Bonded debt is a term that is often heard in the world of finance and economics. It is a type of debt that is issued by a government or a company and is secured by a bond. This type of debt is often used to fund large-scale projects, such as infrastructure development, and is considered a safe investment option for investors.
Definitions
Bonded debt is a type of debt that is secured by a bond. The bond is essentially a promise by the issuer to pay back the debt at a future date. The bond may be issued by a government, a company, or any other entity that needs to raise funds. Bonded debt is often considered a safe investment option because it is secured by the bond, which means that the issuer is legally obligated to pay back the debt.
Origin
The concept of bonded debt has been around for centuries. In medieval times, governments would issue bonds to finance wars or other large-scale projects. These bonds were often secured by the government’s assets, such as land or taxes. Over time, the concept of bonded debt evolved, and it is now used by governments and companies all over the world.

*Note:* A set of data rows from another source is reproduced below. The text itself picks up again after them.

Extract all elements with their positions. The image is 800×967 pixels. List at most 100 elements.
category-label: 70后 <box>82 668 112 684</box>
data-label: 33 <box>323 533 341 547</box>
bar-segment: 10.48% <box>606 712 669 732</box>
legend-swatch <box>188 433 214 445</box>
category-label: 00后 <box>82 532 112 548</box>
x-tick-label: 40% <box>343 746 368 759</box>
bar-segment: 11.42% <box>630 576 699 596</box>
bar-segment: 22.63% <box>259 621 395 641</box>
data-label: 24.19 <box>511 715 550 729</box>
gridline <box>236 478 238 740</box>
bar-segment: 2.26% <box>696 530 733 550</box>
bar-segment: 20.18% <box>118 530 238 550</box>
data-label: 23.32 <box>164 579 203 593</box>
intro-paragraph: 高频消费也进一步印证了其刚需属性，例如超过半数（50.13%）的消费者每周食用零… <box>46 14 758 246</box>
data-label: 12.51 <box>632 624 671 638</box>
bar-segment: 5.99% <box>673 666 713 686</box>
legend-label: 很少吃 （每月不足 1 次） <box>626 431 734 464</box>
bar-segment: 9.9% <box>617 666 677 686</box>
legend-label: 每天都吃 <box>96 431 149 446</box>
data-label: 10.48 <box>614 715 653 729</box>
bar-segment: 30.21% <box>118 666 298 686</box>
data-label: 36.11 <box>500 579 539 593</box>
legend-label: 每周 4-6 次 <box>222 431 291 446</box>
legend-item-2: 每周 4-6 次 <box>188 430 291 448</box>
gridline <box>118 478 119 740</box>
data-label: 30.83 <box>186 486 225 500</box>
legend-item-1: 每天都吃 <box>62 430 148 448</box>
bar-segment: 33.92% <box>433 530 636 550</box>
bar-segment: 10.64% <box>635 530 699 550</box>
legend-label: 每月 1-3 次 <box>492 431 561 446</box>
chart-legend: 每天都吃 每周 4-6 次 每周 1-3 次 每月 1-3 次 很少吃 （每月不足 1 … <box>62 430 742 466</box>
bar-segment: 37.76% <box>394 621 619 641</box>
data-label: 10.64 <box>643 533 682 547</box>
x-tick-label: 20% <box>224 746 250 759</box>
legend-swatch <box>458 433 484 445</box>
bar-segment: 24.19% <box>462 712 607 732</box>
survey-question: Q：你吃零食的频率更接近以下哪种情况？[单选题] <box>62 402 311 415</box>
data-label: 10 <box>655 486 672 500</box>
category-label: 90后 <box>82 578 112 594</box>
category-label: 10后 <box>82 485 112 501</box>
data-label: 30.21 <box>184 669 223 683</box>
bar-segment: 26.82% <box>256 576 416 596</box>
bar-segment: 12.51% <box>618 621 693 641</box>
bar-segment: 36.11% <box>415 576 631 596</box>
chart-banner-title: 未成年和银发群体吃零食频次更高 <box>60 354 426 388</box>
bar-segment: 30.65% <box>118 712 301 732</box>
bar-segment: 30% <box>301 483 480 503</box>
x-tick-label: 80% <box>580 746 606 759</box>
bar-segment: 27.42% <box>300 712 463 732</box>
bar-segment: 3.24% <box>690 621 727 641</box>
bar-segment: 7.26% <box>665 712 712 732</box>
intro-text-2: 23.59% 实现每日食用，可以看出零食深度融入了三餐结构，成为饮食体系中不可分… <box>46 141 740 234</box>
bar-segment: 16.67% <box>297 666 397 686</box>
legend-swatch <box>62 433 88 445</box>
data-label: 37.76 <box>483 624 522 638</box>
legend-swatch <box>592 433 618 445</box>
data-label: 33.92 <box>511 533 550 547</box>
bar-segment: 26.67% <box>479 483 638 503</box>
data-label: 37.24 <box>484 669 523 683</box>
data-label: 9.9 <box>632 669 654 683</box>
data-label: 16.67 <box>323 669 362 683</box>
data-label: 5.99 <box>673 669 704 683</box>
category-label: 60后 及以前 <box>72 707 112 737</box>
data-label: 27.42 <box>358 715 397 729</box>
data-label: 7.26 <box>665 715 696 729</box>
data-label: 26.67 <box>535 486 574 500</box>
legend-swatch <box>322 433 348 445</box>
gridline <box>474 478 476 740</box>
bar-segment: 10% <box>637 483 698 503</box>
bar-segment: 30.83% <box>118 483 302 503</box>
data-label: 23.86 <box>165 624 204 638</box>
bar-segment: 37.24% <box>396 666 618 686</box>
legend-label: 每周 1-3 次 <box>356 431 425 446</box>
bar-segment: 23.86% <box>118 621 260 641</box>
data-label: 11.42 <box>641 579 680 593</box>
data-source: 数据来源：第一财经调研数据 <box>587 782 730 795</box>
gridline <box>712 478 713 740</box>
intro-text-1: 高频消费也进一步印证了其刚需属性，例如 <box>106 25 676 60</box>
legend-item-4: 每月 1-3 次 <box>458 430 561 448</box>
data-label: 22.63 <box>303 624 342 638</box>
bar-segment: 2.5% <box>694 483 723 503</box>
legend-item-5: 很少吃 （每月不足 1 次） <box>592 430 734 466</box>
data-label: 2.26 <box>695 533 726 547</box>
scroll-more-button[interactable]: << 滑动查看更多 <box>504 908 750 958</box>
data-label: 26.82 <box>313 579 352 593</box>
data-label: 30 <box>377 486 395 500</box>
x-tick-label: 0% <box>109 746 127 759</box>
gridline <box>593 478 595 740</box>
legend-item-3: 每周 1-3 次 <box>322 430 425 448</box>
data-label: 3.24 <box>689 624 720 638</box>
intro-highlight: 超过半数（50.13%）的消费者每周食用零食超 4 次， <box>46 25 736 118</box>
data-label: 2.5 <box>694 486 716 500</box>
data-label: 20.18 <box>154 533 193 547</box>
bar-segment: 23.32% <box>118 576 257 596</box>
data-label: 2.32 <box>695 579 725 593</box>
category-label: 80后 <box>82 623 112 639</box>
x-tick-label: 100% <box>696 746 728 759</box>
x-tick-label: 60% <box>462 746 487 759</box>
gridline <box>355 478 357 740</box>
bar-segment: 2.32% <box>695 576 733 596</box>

Meaning in different dictionaries
According to Merriam-Webster, bonded debt is “debt secured by a bond or bonds.” The Oxford English Dictionary defines it as “debt that is secured by a bond or bonds issued by a government or corporation.”
Associations
Bonded debt is often associated with large-scale projects, such as infrastructure development, that require a significant amount of funding. It is also associated with government and corporate finance, as these entities often issue bonds to raise funds.
Synonyms
Some synonyms for bonded debt include secured debt, secured bond, and secured loan.
Antonyms
Antonyms for bonded debt include unsecured debt, unsecured bond, and unsecured loan.
The same root words
The root words of bonded debt are bond and debt. Bond refers to a promise or agreement, while debt refers to money that is owed.
Example Sentences
- The government issued bonded debt to fund the construction of a new highway.
- The company raised funds through the issuance of bonded debt.
- Investors were attracted to the safety of the bonded debt, which was secured by a bond.